You know, we’ve got a clear backup plan to build two gigawatts of long duration storage by 2030, as well as additional firming, if we need it to meet our energy security target here in New South Wales.”
Simon Corbell, the head of the Clean Energy Investor Group, said he was concerned about a proposed ‘congestion management model’ that was included in the ESB’s package of recommended reforms, because it would increase uncertainty for investors in forecasting future revenues for new wind and solar projects.
“The Congestion Management Model remains the issue of greatest concern to Clean Energy Investor Group members,” Corbell said.
“The reason for that is that whilst the ESB has properly identified the problem – which is how do you manage [network] access in the NEM outside of REZs and how do you deal with congestion in that context – they continue to rely on a locational marginal pricing mechanism to inform the way that mechanism operates.”
“We say that LMPs as a framework are mechanisms that are designed to deliver dispatch efficiency, and they’re very good at doing that.
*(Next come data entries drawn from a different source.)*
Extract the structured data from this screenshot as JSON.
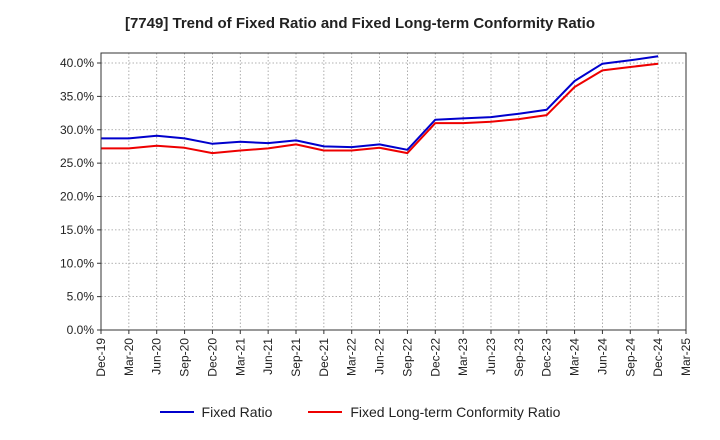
{
  "chart_data": {
    "type": "line",
    "title": "[7749]  Trend of Fixed Ratio and Fixed Long-term Conformity Ratio",
    "xlabel": "",
    "ylabel": "",
    "categories": [
      "Dec-19",
      "Mar-20",
      "Jun-20",
      "Sep-20",
      "Dec-20",
      "Mar-21",
      "Jun-21",
      "Sep-21",
      "Dec-21",
      "Mar-22",
      "Jun-22",
      "Sep-22",
      "Dec-22",
      "Mar-23",
      "Jun-23",
      "Sep-23",
      "Dec-23",
      "Mar-24",
      "Jun-24",
      "Sep-24",
      "Dec-24",
      "Mar-25"
    ],
    "y_ticks": [
      "0.0%",
      "5.0%",
      "10.0%",
      "15.0%",
      "20.0%",
      "25.0%",
      "30.0%",
      "35.0%",
      "40.0%"
    ],
    "ylim": [
      0,
      41.5
    ],
    "grid": true,
    "legend_position": "bottom",
    "series": [
      {
        "name": "Fixed Ratio",
        "color": "#0000cc",
        "values": [
          28.7,
          28.7,
          29.1,
          28.7,
          27.9,
          28.2,
          28.0,
          28.4,
          27.5,
          27.4,
          27.8,
          27.0,
          31.5,
          31.7,
          31.9,
          32.4,
          33.0,
          37.3,
          39.9,
          40.4,
          41.0,
          null
        ]
      },
      {
        "name": "Fixed Long-term Conformity Ratio",
        "color": "#ee0000",
        "values": [
          27.2,
          27.2,
          27.6,
          27.3,
          26.5,
          26.9,
          27.2,
          27.8,
          26.9,
          26.9,
          27.3,
          26.5,
          31.0,
          31.0,
          31.2,
          31.6,
          32.2,
          36.4,
          38.9,
          39.4,
          39.9,
          null
        ]
      }
    ]
  }
}
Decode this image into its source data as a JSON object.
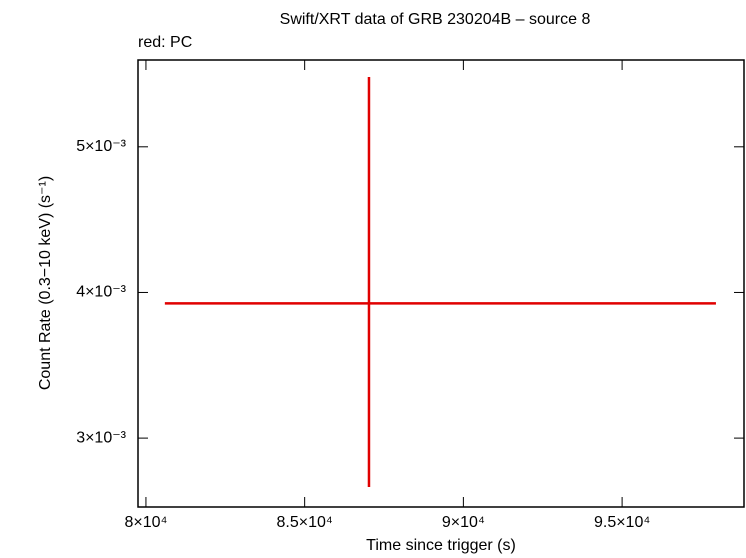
{
  "chart_data": {
    "type": "errorbar",
    "title": "Swift/XRT data of GRB 230204B – source 8",
    "subtitle": "red: PC",
    "x_label": "Time since trigger (s)",
    "y_label": "Count Rate (0.3−10 keV) (s⁻¹)",
    "xlim": [
      79750,
      98840
    ],
    "ylim": [
      0.002527,
      0.005596
    ],
    "xticks": [
      {
        "value": 80000,
        "label": "8×10⁴"
      },
      {
        "value": 85000,
        "label": "8.5×10⁴"
      },
      {
        "value": 90000,
        "label": "9×10⁴"
      },
      {
        "value": 95000,
        "label": "9.5×10⁴"
      }
    ],
    "yticks": [
      {
        "value": 0.003,
        "label": "3×10⁻³"
      },
      {
        "value": 0.004,
        "label": "4×10⁻³"
      },
      {
        "value": 0.005,
        "label": "5×10⁻³"
      }
    ],
    "series": [
      {
        "name": "PC",
        "color": "#e00000",
        "x": [
          87026
        ],
        "xerr_minus": [
          6430
        ],
        "xerr_plus": [
          10930
        ],
        "y": [
          0.003925
        ],
        "yerr_minus": [
          0.001261
        ],
        "yerr_plus": [
          0.001554
        ]
      }
    ]
  }
}
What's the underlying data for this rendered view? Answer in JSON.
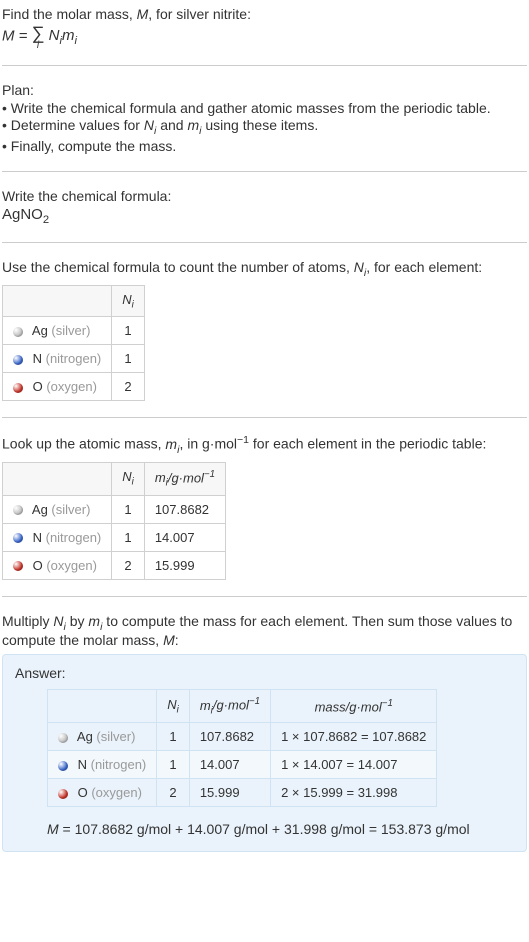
{
  "intro": {
    "line1_a": "Find the molar mass, ",
    "line1_M": "M",
    "line1_b": ", for silver nitrite:",
    "formula_M": "M",
    "formula_eq": " = ",
    "formula_sigma": "∑",
    "formula_i": "i",
    "formula_Ni": "N",
    "formula_Ni_sub": "i",
    "formula_mi": "m",
    "formula_mi_sub": "i"
  },
  "plan": {
    "title": "Plan:",
    "b1_a": "• Write the chemical formula and gather atomic masses from the periodic table.",
    "b2_a": "• Determine values for ",
    "b2_Ni": "N",
    "b2_Ni_sub": "i",
    "b2_b": " and ",
    "b2_mi": "m",
    "b2_mi_sub": "i",
    "b2_c": " using these items.",
    "b3": "• Finally, compute the mass."
  },
  "formula": {
    "title": "Write the chemical formula:",
    "chem_a": "AgNO",
    "chem_sub": "2"
  },
  "count": {
    "title_a": "Use the chemical formula to count the number of atoms, ",
    "title_Ni": "N",
    "title_Ni_sub": "i",
    "title_b": ", for each element:",
    "hdr_blank": "",
    "hdr_Ni": "N",
    "hdr_Ni_sub": "i",
    "rows": [
      {
        "color": "#bfbfbf",
        "sym": "Ag",
        "name": " (silver)",
        "n": "1"
      },
      {
        "color": "#3a66c9",
        "sym": "N",
        "name": " (nitrogen)",
        "n": "1"
      },
      {
        "color": "#c5342a",
        "sym": "O",
        "name": " (oxygen)",
        "n": "2"
      }
    ]
  },
  "lookup": {
    "title_a": "Look up the atomic mass, ",
    "title_mi": "m",
    "title_mi_sub": "i",
    "title_b": ", in g·mol",
    "title_sup": "−1",
    "title_c": " for each element in the periodic table:",
    "hdr_Ni": "N",
    "hdr_Ni_sub": "i",
    "hdr_mi": "m",
    "hdr_mi_sub": "i",
    "hdr_unit_a": "/g·mol",
    "hdr_unit_sup": "−1",
    "rows": [
      {
        "color": "#bfbfbf",
        "sym": "Ag",
        "name": " (silver)",
        "n": "1",
        "m": "107.8682"
      },
      {
        "color": "#3a66c9",
        "sym": "N",
        "name": " (nitrogen)",
        "n": "1",
        "m": "14.007"
      },
      {
        "color": "#c5342a",
        "sym": "O",
        "name": " (oxygen)",
        "n": "2",
        "m": "15.999"
      }
    ]
  },
  "compute": {
    "title_a": "Multiply ",
    "title_Ni": "N",
    "title_Ni_sub": "i",
    "title_b": " by ",
    "title_mi": "m",
    "title_mi_sub": "i",
    "title_c": " to compute the mass for each element. Then sum those values to compute the molar mass, ",
    "title_M": "M",
    "title_d": ":"
  },
  "answer": {
    "label": "Answer:",
    "hdr_Ni": "N",
    "hdr_Ni_sub": "i",
    "hdr_mi": "m",
    "hdr_mi_sub": "i",
    "hdr_mi_unit_a": "/g·mol",
    "hdr_mi_unit_sup": "−1",
    "hdr_mass_a": "mass/g·mol",
    "hdr_mass_sup": "−1",
    "rows": [
      {
        "color": "#bfbfbf",
        "sym": "Ag",
        "name": " (silver)",
        "n": "1",
        "m": "107.8682",
        "calc": "1 × 107.8682 = 107.8682"
      },
      {
        "color": "#3a66c9",
        "sym": "N",
        "name": " (nitrogen)",
        "n": "1",
        "m": "14.007",
        "calc": "1 × 14.007 = 14.007"
      },
      {
        "color": "#c5342a",
        "sym": "O",
        "name": " (oxygen)",
        "n": "2",
        "m": "15.999",
        "calc": "2 × 15.999 = 31.998"
      }
    ],
    "final_M": "M",
    "final_eq": " = 107.8682 g/mol + 14.007 g/mol + 31.998 g/mol = 153.873 g/mol"
  }
}
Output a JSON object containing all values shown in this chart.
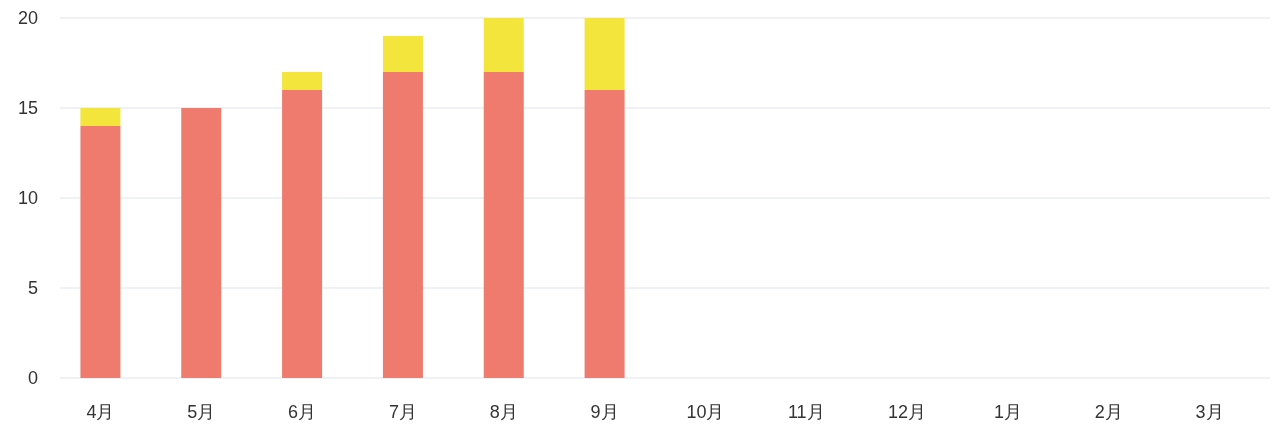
{
  "chart_data": {
    "type": "bar",
    "stacked": true,
    "categories": [
      "4月",
      "5月",
      "6月",
      "7月",
      "8月",
      "9月",
      "10月",
      "11月",
      "12月",
      "1月",
      "2月",
      "3月"
    ],
    "series": [
      {
        "color": "#ee7b6e",
        "values": [
          14,
          15,
          16,
          17,
          17,
          16,
          null,
          null,
          null,
          null,
          null,
          null
        ]
      },
      {
        "color": "#f4e53c",
        "values": [
          1,
          0,
          1,
          2,
          3,
          4,
          null,
          null,
          null,
          null,
          null,
          null
        ]
      }
    ],
    "ylim": [
      0,
      20
    ],
    "yticks": [
      0,
      5,
      10,
      15,
      20
    ],
    "grid": "y"
  }
}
But they’re less effective at allowing investors to be able to predict revenues with any reasonable level of certainty.”
Chair of the Australian Energy Market Commission, Anna Collyer, said that work on the ESB’s proposed market reforms was still a work in process, and that further design work would be undertaken.
“The recommendations that the ESB has made will go through a further detailed consultation and design phase, using the PRRO as a starting point,” Collyer said. “Because what we want to do is think about that longer term future and what do we need by way of valuing capacity in a market as it transitions.”
“We think that idea of investigating how we ensure that we have the right mix from time to time, and what is the best way of giving the certainty to investors of the return that they get from the market, is something that is worth investigating carefully.”
Kean said that he had “provided some pretty clear guardrails” to the ESB regarding how he would like it to proceed in the ongoing development of its proposed energy market reforms.
He said that State governments will wrestle back some control of the process, which as largely been driven by the federal government at the behest of a handful of large incumbent coal-fired generators.
“The owners of existing generation, Origin, Energy Australia, all these forces combined to try and block the roadmap because they didn’t want more competition in the market,” Kean said.
“Well, I say competition is a good thing. I say competition is in the interest of consumers and that’s been borne out by what we’re seeing with the oversubscription of our renewable energy zones.”
Note: A recording of the webinar will be posted on Thursday on RenewEconomy.